It's Raining [ra]Men

Photo Courtesy of Jamie Federico

"This is healing food." I say the same thing every time I eat a hot bowl of ramen.

What can I say? Japan gets it. They know how to eat well, how to prepare simple delicious meals in a way that still feels smart and not at all contrived. 

I cuddle up to a bowl of this goodness, and things just feel better. My stomach is warm, I feel nourished. The beauty about ramen is that it is very much up for interpretation. 

Photo Courtesy of Jamie Federico

Keeping the flavor profile intact with the usual suspects--shallots, garlic, ginger and scallions--I usually make a kitchen-sink variety, meaning that whatever veggies I have on hand get thrown into the mix. 

Photo Courtesy of Jamie Federico

More often than not, things get topped off with a poached egg. 

Dipping plastic in hot water initially sounds like a bad idea, but trust me on this. Crack an egg in plastic wrap, create a little pouch with it, and place in your hot water. 

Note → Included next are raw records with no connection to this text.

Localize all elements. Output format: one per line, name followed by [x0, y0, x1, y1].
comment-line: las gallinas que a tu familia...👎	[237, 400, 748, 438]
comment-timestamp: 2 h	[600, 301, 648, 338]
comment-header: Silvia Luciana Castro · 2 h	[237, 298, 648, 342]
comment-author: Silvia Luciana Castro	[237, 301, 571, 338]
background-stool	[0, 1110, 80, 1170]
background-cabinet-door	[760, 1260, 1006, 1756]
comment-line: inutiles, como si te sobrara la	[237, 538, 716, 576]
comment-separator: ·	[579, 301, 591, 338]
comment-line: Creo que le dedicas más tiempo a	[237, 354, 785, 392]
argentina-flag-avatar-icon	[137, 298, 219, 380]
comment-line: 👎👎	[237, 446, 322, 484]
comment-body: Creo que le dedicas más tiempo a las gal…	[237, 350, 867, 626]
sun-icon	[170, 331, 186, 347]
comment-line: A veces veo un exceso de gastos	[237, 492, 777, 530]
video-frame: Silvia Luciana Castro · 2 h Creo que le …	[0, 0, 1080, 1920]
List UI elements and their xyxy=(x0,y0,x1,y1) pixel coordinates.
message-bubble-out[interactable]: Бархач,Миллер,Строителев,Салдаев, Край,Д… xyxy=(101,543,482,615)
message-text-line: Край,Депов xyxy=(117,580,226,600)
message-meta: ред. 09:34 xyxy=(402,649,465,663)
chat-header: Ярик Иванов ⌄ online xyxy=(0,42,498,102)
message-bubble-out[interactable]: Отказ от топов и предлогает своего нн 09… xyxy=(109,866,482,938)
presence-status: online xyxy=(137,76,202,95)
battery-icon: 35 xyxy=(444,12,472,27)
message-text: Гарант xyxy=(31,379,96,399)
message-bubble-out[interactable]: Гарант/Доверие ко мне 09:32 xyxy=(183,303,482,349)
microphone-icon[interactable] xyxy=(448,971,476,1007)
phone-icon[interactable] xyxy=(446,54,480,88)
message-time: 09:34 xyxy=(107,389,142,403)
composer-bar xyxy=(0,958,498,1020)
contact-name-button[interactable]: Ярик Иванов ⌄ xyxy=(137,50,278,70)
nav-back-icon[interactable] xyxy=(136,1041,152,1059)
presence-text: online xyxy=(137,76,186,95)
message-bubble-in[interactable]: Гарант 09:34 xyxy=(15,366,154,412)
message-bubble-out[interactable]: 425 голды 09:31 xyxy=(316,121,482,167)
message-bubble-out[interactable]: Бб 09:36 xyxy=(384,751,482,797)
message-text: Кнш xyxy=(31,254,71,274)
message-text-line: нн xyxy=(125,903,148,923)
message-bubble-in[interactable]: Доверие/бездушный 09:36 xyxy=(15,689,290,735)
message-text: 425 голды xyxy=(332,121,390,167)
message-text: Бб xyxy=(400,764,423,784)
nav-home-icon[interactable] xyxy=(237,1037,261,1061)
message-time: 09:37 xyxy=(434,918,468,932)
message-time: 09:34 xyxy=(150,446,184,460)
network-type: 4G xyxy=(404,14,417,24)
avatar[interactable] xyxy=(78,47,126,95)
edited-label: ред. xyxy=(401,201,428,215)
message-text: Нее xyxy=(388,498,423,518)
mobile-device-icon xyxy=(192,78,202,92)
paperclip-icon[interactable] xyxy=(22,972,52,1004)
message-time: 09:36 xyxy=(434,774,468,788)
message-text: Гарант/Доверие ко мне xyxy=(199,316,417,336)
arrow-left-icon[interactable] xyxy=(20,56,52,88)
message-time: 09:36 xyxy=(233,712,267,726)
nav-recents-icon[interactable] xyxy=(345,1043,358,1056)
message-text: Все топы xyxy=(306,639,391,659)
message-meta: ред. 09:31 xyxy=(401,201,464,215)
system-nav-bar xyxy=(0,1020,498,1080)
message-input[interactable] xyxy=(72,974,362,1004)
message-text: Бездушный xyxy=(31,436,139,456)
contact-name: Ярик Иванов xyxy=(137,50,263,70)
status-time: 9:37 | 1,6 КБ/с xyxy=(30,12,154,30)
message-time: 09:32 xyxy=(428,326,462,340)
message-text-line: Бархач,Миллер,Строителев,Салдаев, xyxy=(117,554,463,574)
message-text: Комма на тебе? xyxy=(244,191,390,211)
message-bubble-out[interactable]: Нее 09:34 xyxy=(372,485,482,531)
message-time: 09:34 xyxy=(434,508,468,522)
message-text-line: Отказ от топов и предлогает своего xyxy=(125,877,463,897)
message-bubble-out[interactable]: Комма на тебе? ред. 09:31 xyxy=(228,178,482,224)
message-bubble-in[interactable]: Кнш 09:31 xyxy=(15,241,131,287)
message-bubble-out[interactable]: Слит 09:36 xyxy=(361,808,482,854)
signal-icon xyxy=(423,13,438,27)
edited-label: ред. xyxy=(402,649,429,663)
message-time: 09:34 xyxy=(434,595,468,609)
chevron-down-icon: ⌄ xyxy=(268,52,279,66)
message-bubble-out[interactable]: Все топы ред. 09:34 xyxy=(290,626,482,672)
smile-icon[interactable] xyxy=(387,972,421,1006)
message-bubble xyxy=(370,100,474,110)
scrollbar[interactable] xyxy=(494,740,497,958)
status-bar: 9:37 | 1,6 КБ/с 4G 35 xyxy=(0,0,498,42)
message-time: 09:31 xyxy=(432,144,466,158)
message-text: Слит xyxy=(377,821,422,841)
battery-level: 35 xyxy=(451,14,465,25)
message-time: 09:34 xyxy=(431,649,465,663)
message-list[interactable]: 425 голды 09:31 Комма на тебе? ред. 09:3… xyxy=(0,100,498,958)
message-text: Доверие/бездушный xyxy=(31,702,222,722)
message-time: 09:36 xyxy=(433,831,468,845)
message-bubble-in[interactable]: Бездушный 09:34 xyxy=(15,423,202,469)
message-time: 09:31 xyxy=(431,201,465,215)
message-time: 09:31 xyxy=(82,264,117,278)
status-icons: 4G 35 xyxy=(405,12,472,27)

No more messy poaching in egg white-cloud water. Shout out to the brilliant Chef Carey Yorio for this.

Photo Courtesy of Jamie Federico

While hardboiled is more traditional, the oozy yolk from a poached egg lends an amazing silky texture to the noodles. Think Asian Carbonara.

Photo Courtesy of Jamie Federico

And please, always have Sriracha on hand. I practically wear it in a holster while cooking. And even sometimes when I'm not. 

Your Best Ramen in 5 Steps:

1. Boil and season water, cook noodles. Drain, set aside.

2. In a large pot, saute your aromatics: garlic, shallots, ginger, white parts of scallions or leeks. 
Bump up the heat until you're scared of burning something. Deglaze with a bit of lime juice and soy sauce. Scrape the little crispy bits off the bottom of the pan. 

3. Add the rest of your kitchen-sink vegetables, sauté until cooked through and flavors are well developed. 

4. Add in desired amount of desired stock. I use low-sodium vegetable stock, about 1.5 quarts. If you prefer a soupier dish, add more. 

5. Add your cooked noodles back in, turn off the heat. Dish it, top with desired toppings (chives, Sriracha, eggs, whatever you fancy) and enjoy!

*Note: If you want to get fancy, you can line bowls with seaweed before plating. Good times.

*Another note: This dish is proven to taste better in the rain, on your couch, in your most cuddly clothes, with a good movie on.